Our report found that while 34% of respondents acknowledged their employer recently enhanced their DEI commitment (with 64% of enhancements including an advanced pay equity strategy), 46% of workers would still consider switching jobs for a company with a more comprehensive DEI strategy. Additionally, 37% noted that their organization keeps gender pay gap data under wraps, both internally and externally, causing potential confusion or mistrust.
On the well-being side, employees are paying more attention to companies that care for their own financial, mental and physical wellness.
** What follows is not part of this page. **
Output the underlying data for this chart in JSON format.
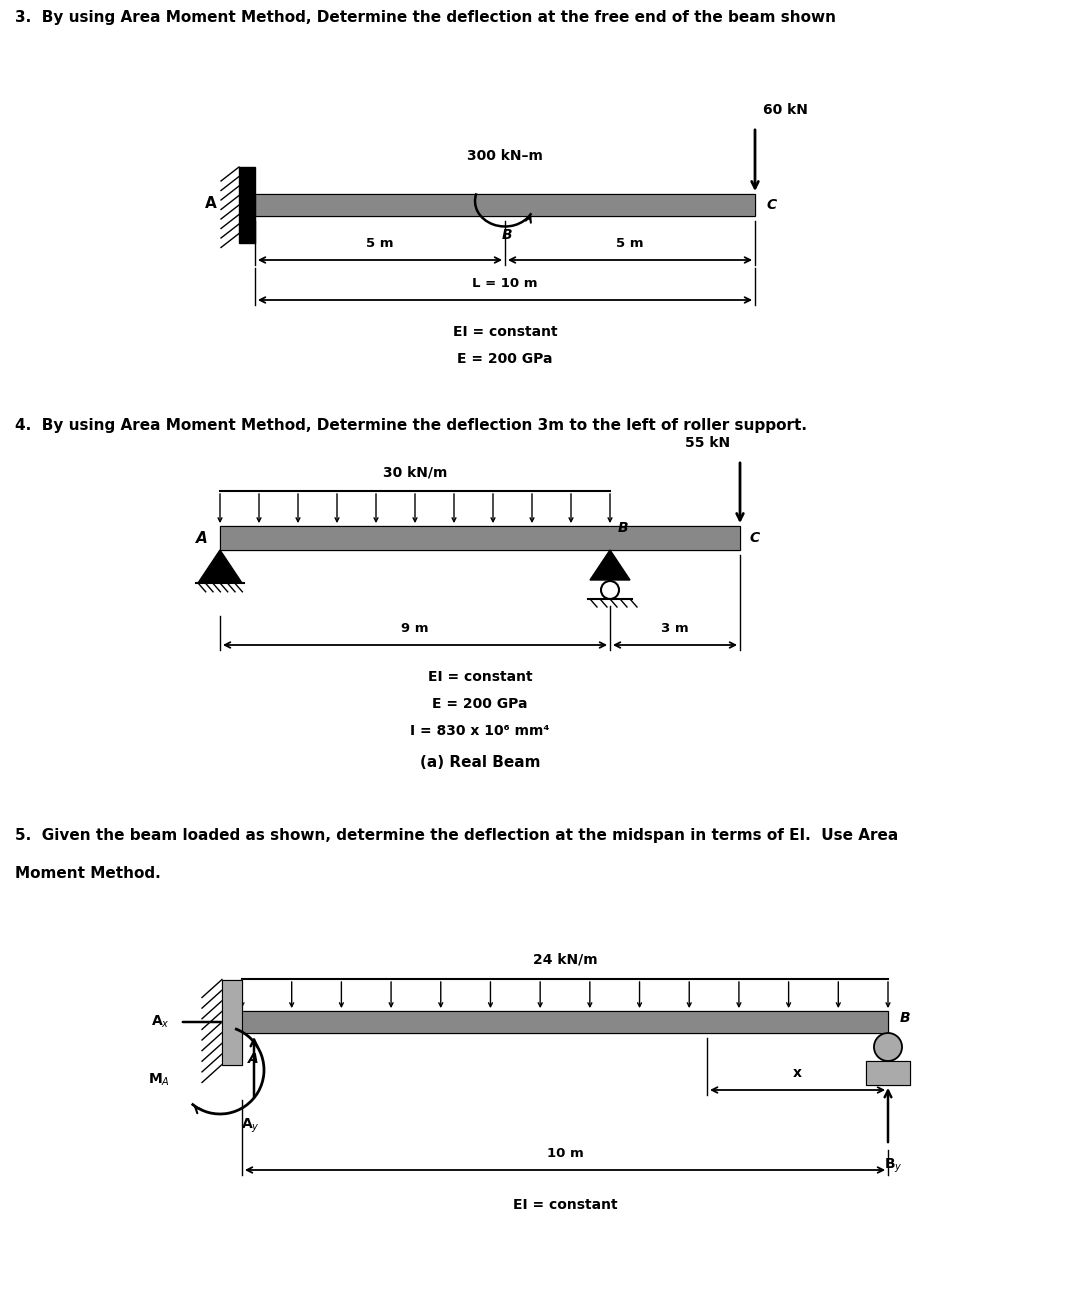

Some employers are ahead of the curve, with 28% increasing mental health and wellness benefits, 29% increasing or expanding 401(k) plans, 21% expanding childcare benefits and 31% improving their paid leave policy in 2022 alone.
Companies that increased these benefits should consider outlining them more directly in job listings, as listings that included benefits saw a 22% boost in applications last year.
In order to retain employees amid extreme turnover, companies should focus their efforts on the areas that matter most to employees. Pay transparency, flexible work environments and a commitment to the values and benefits that matter to their unique employee base are key to retaining and attracting employees in the current volatile talent market.
By considering these changes, employers can do their part in bridging today’s employment gap.